The particle enters the magnetic field making an angle $\alpha$
It’s given that the magnetic field is uniform in nature. So, the particle on entering the magnetic field assumes a circular path and exits the field making an angle $\beta$
As the magnetic field is uniform, so the angle of incidence and the angle of departure must be the same.
Therefore, $\alpha = \beta$
Again, in a uniform magnetic field the velocity of the particle remains constant.
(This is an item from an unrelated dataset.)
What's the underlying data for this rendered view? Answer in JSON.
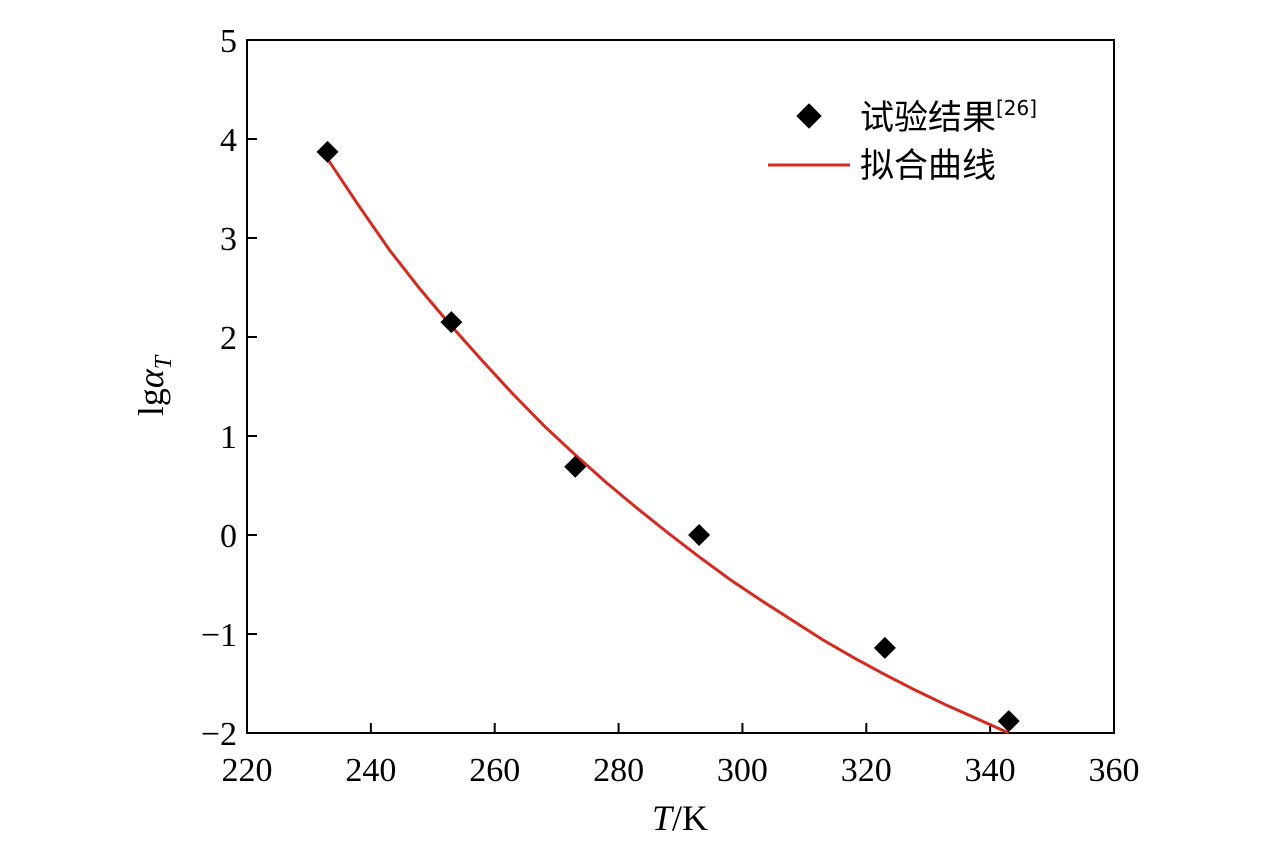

Therefore, the velocity of the particle before entering and its velocity upon exiting the field must be the same.
Thus, we have $v = {v_0}$
PQ is an arc of the circle describing the particle in the magnetic field.
For this circle, the centrifugal force must be equal to the magnetic force experienced by the particle
Which means,
$q\left( {{v_0} \times B} \right) = \dfrac{{mv_0^2}}{r}$ where $r$ is the radius of the circle described by the particle.
$\begin{gathered} \Rightarrow q{v_0}B = \dfrac{{mv_0^2}}{r} \\\ \Rightarrow r = \dfrac{{m{v_0}}}{{qB}} \\\ \end{gathered}$ ( As the velocity of the particle is perpendicular to the direction of the magnetic field.)
So, the length of the arc PQ is given by $2r\sin \alpha = \dfrac{{2m{v_0}\sin \alpha }}{{qB}}$
The time period to describe the complete circle is,
$\begin{gathered} T = \dfrac{{2\Pi r}}{{{v_0}}} \\\ \Rightarrow T = \dfrac{{2\Pi m{v_0}}}{{qB{v_0}}} \\\ \Rightarrow T = \dfrac{{2\Pi m}}{{qB}} \\\ \end{gathered}$
Where $2\Pi r$is the circumference of the circle.
Now, since the particle only describes the circle by an angle of $2\alpha$ before the departs the field,
Time period of the particle inside the field is $T \times \dfrac{{\left( {2\Pi - 2\alpha } \right)}}{{2\Pi }}$ $= \dfrac{{2\Pi m}}{{qB}} \times \dfrac{{\left( {2\Pi - 2\alpha } \right)}}{{2\Pi }} = \dfrac{{\left( {2\Pi - 2\alpha } \right)m}}{{qB}}$

Therefore, all the above options are correct.

Note: The particle describes a circular path in the given question as the velocity of the particle is perpendicular to the magnetic field. If it would have made an angle $\theta$, then the particle would have described a helical path.